A Chinese group lobbed a winning record bid for a residential plot, while Guocoland paid a record per-square-foot price for an office development site in the Central Business District. Office rents last quarter rose for the first time in 2½ years and home prices ended a four-year slide.
The spending spree may not be over, with more than $3.3 billion of land deals set to be completed by the end of the year, pushing the annual total to $14 billion, the highest since 2011, according to Cushman & Wakefield.
"Singapore's residential and office market has passed its inflection point, embarking on an exciting recovery journey," said Cushman director of research Christine Li.

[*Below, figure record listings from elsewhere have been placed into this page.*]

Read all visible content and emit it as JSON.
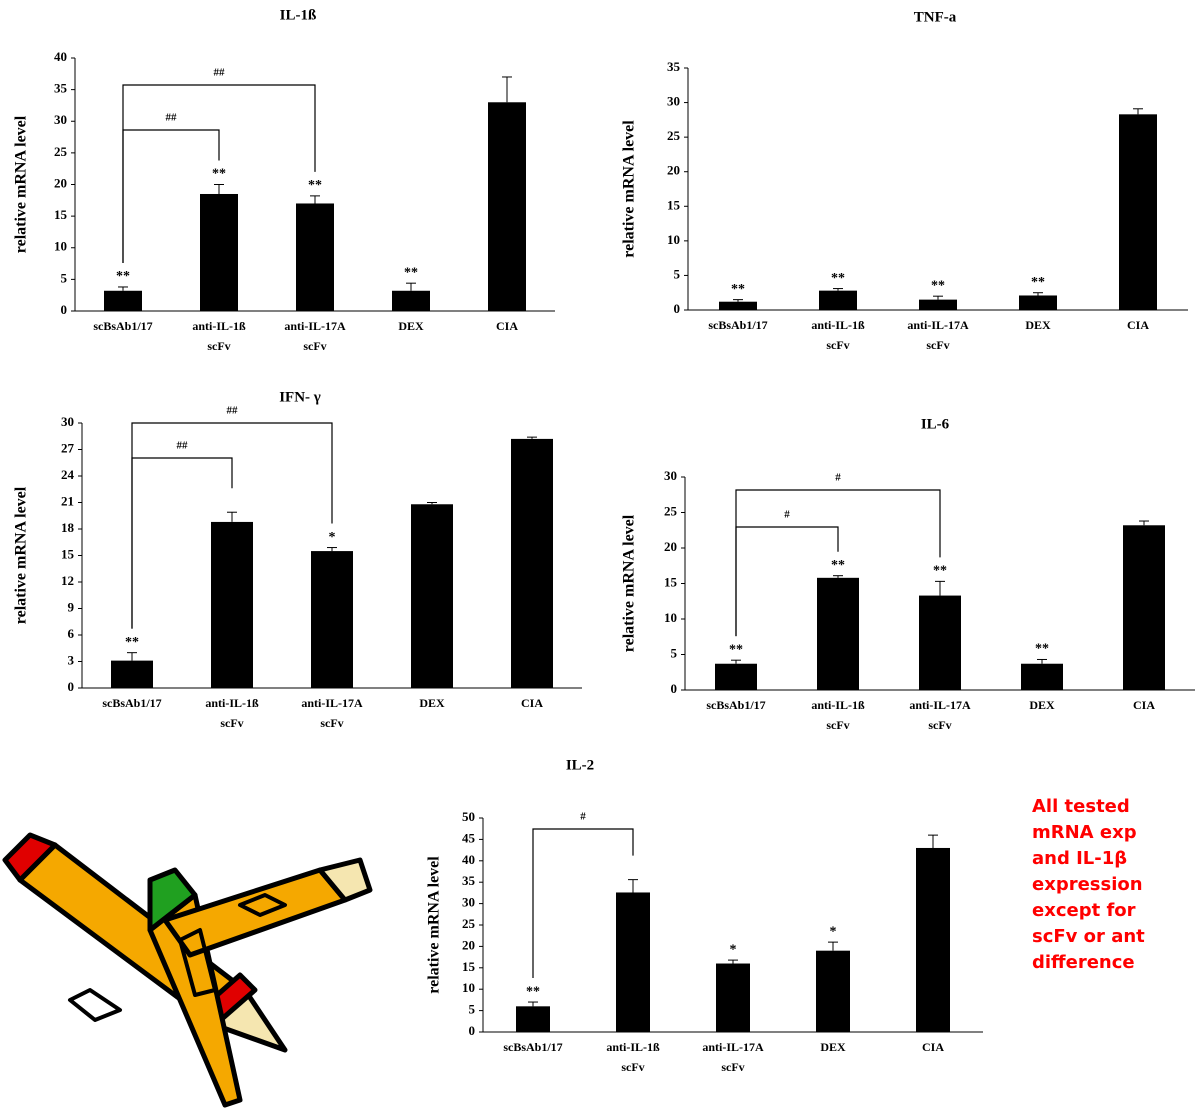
{
  "chart_data": [
    {
      "type": "bar",
      "title": "IL-1ß",
      "y_label": "relative mRNA level",
      "color": "#000000",
      "categories": [
        [
          "scBsAb1/17"
        ],
        [
          "anti-IL-1ß",
          "scFv"
        ],
        [
          "anti-IL-17A",
          "scFv"
        ],
        [
          "DEX"
        ],
        [
          "CIA"
        ]
      ],
      "values": [
        3.2,
        18.5,
        17,
        3.2,
        33
      ],
      "errors": [
        0.6,
        1.5,
        1.2,
        1.2,
        4
      ],
      "annotations": [
        "**",
        "**",
        "**",
        "**",
        null
      ],
      "brackets": [
        {
          "label": "##",
          "between": [
            0,
            1
          ]
        },
        {
          "label": "##",
          "between": [
            0,
            2
          ]
        }
      ],
      "ylim": [
        0,
        40
      ],
      "yticks": [
        0,
        5,
        10,
        15,
        20,
        25,
        30,
        35,
        40
      ]
    },
    {
      "type": "bar",
      "title": "TNF-a",
      "y_label": "relative mRNA level",
      "color": "#000000",
      "categories": [
        [
          "scBsAb1/17"
        ],
        [
          "anti-IL-1ß",
          "scFv"
        ],
        [
          "anti-IL-17A",
          "scFv"
        ],
        [
          "DEX"
        ],
        [
          "CIA"
        ]
      ],
      "values": [
        1.2,
        2.8,
        1.5,
        2.1,
        28.3
      ],
      "errors": [
        0.3,
        0.3,
        0.5,
        0.4,
        0.8
      ],
      "annotations": [
        "**",
        "**",
        "**",
        "**",
        null
      ],
      "brackets": [],
      "ylim": [
        0,
        35
      ],
      "yticks": [
        0,
        5,
        10,
        15,
        20,
        25,
        30,
        35
      ]
    },
    {
      "type": "bar",
      "title": "IFN- γ",
      "y_label": "relative mRNA level",
      "color": "#000000",
      "categories": [
        [
          "scBsAb1/17"
        ],
        [
          "anti-IL-1ß",
          "scFv"
        ],
        [
          "anti-IL-17A",
          "scFv"
        ],
        [
          "DEX"
        ],
        [
          "CIA"
        ]
      ],
      "values": [
        3.1,
        18.8,
        15.5,
        20.8,
        28.2
      ],
      "errors": [
        0.9,
        1.1,
        0.4,
        0.2,
        0.2
      ],
      "annotations": [
        "**",
        null,
        "*",
        null,
        null
      ],
      "brackets": [
        {
          "label": "##",
          "between": [
            0,
            1
          ]
        },
        {
          "label": "##",
          "between": [
            0,
            2
          ]
        }
      ],
      "ylim": [
        0,
        30
      ],
      "yticks": [
        0,
        3,
        6,
        9,
        12,
        15,
        18,
        21,
        24,
        27,
        30
      ]
    },
    {
      "type": "bar",
      "title": "IL-6",
      "y_label": "relative mRNA level",
      "color": "#000000",
      "categories": [
        [
          "scBsAb1/17"
        ],
        [
          "anti-IL-1ß",
          "scFv"
        ],
        [
          "anti-IL-17A",
          "scFv"
        ],
        [
          "DEX"
        ],
        [
          "CIA"
        ]
      ],
      "values": [
        3.7,
        15.8,
        13.3,
        3.7,
        23.2
      ],
      "errors": [
        0.5,
        0.3,
        2,
        0.6,
        0.6
      ],
      "annotations": [
        "**",
        "**",
        "**",
        "**",
        null
      ],
      "brackets": [
        {
          "label": "#",
          "between": [
            0,
            1
          ]
        },
        {
          "label": "#",
          "between": [
            0,
            2
          ]
        }
      ],
      "ylim": [
        0,
        30
      ],
      "yticks": [
        0,
        5,
        10,
        15,
        20,
        25,
        30
      ]
    },
    {
      "type": "bar",
      "title": "IL-2",
      "y_label": "relative mRNA level",
      "color": "#000000",
      "categories": [
        [
          "scBsAb1/17"
        ],
        [
          "anti-IL-1ß",
          "scFv"
        ],
        [
          "anti-IL-17A",
          "scFv"
        ],
        [
          "DEX"
        ],
        [
          "CIA"
        ]
      ],
      "values": [
        6,
        32.6,
        16,
        19,
        43
      ],
      "errors": [
        1,
        3,
        0.8,
        2,
        3
      ],
      "annotations": [
        "**",
        null,
        "*",
        "*",
        null
      ],
      "brackets": [
        {
          "label": "#",
          "between": [
            0,
            1
          ]
        }
      ],
      "ylim": [
        0,
        50
      ],
      "yticks": [
        0,
        5,
        10,
        15,
        20,
        25,
        30,
        35,
        40,
        45,
        50
      ]
    }
  ],
  "note": {
    "lines": [
      "All tested",
      "mRNA exp",
      "and IL-1β",
      "expression",
      "except for",
      "scFv or ant",
      "difference"
    ]
  }
}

"With brighter economic prospects and improved market sentiment in the next two to three years, developers are increasingly sourcing land sites to ride the wave of growth for the rest of the decade."
Singapore in March relaxed some home-buying restrictions, unleashing pent-up demand in a market where property ownership as a proportion of household assets is near a record low.

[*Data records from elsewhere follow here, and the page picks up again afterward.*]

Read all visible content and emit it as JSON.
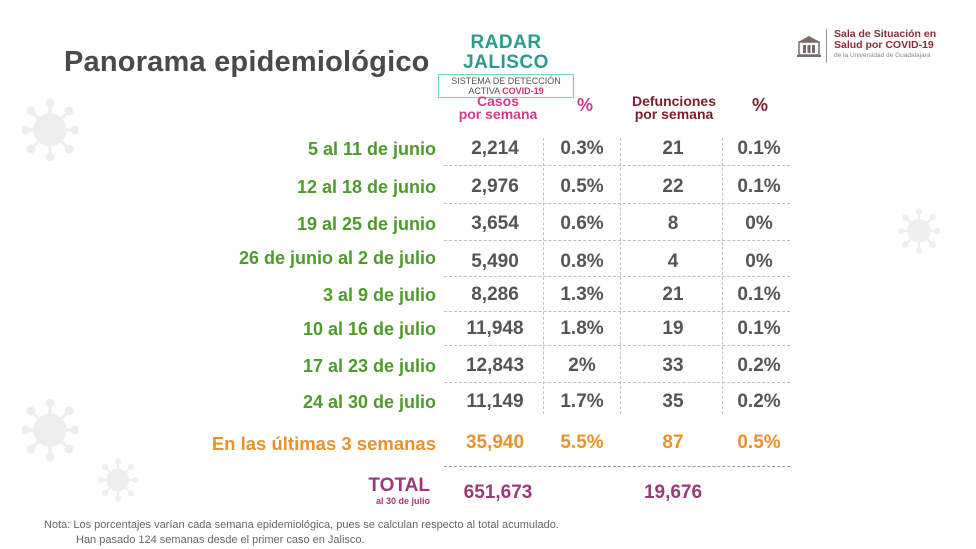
{
  "title": "Panorama epidemiológico",
  "radar": {
    "title": "RADAR JALISCO",
    "line1": "SISTEMA DE DETECCIÓN",
    "line2_prefix": "ACTIVA ",
    "line2_highlight": "COVID-19"
  },
  "logo": {
    "line1": "Sala de Situación en",
    "line2": "Salud por COVID-19",
    "line3": "de la Universidad de Guadalajara"
  },
  "headers": {
    "cases_line1": "Casos",
    "cases_line2": "por semana",
    "pct": "%",
    "deaths_line1": "Defunciones",
    "deaths_line2": "por semana"
  },
  "rows": [
    {
      "period": "5 al 11 de junio",
      "cases": "2,214",
      "cases_pct": "0.3%",
      "deaths": "21",
      "deaths_pct": "0.1%"
    },
    {
      "period": "12 al 18 de junio",
      "cases": "2,976",
      "cases_pct": "0.5%",
      "deaths": "22",
      "deaths_pct": "0.1%"
    },
    {
      "period": "19 al 25 de junio",
      "cases": "3,654",
      "cases_pct": "0.6%",
      "deaths": "8",
      "deaths_pct": "0%"
    },
    {
      "period": "26 de junio al 2 de julio",
      "cases": "5,490",
      "cases_pct": "0.8%",
      "deaths": "4",
      "deaths_pct": "0%"
    },
    {
      "period": "3 al 9 de julio",
      "cases": "8,286",
      "cases_pct": "1.3%",
      "deaths": "21",
      "deaths_pct": "0.1%"
    },
    {
      "period": "10 al 16 de julio",
      "cases": "11,948",
      "cases_pct": "1.8%",
      "deaths": "19",
      "deaths_pct": "0.1%"
    },
    {
      "period": "17 al 23 de julio",
      "cases": "12,843",
      "cases_pct": "2%",
      "deaths": "33",
      "deaths_pct": "0.2%"
    },
    {
      "period": "24 al 30 de julio",
      "cases": "11,149",
      "cases_pct": "1.7%",
      "deaths": "35",
      "deaths_pct": "0.2%"
    }
  ],
  "summary": {
    "label": "En las últimas 3 semanas",
    "cases": "35,940",
    "cases_pct": "5.5%",
    "deaths": "87",
    "deaths_pct": "0.5%"
  },
  "total": {
    "label": "TOTAL",
    "sublabel": "al 30 de julio",
    "cases": "651,673",
    "deaths": "19,676"
  },
  "note": {
    "line1": "Nota: Los porcentajes varían cada semana epidemiológica, pues se calculan respecto al total acumulado.",
    "line2": "Han pasado 124 semanas desde el primer caso en Jalisco."
  },
  "colors": {
    "period_green": "#4f9a2c",
    "summary_orange": "#e8922e",
    "total_purple": "#9b3a78",
    "cases_header_pink": "#d23c8a",
    "deaths_header_maroon": "#7a1f2b",
    "radar_teal": "#2c9a8d"
  },
  "icons": [
    "virus-icon",
    "university-seal-icon"
  ]
}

Home prices could rise as much as 10 per cent next year, according to analysts from Morgan Stanley, BNP Paribas and UOB Kay Hian.
Brokers including Cushman and CBRE Group predict office rents will climb 7 per cent to 9 per cent as an oversupply of space eases.
The resurgence in deals suggests Singapore is on course to emulate Hong Kong's red-hot property market, where home values have surged to record highs - following a jump in land prices last year - and office towers have fetched eye-popping prices.
With housing affordability much better in Singapore, there may be a surge in demand next year, according to BNP Paribas.
"Singapore's property market has largely turned the corner, underpinned by a brightening economic outlook," JLL Singapore head of research and consultancy Tay Huey Ying said.
Residential and Grade A office assets are poised to remain investor favourites for the rest of this year and next year, she said.
Residential land sales were boosted by redevelopment deals, or so-called collective sales, where a group of owners band together to sell entire apartment blocks, allowing developers to knock them down and build anew in a city where new residential land sales are tightly controlled by the Government.
These deals have topped $6.3 billion this year, the highest since 2007.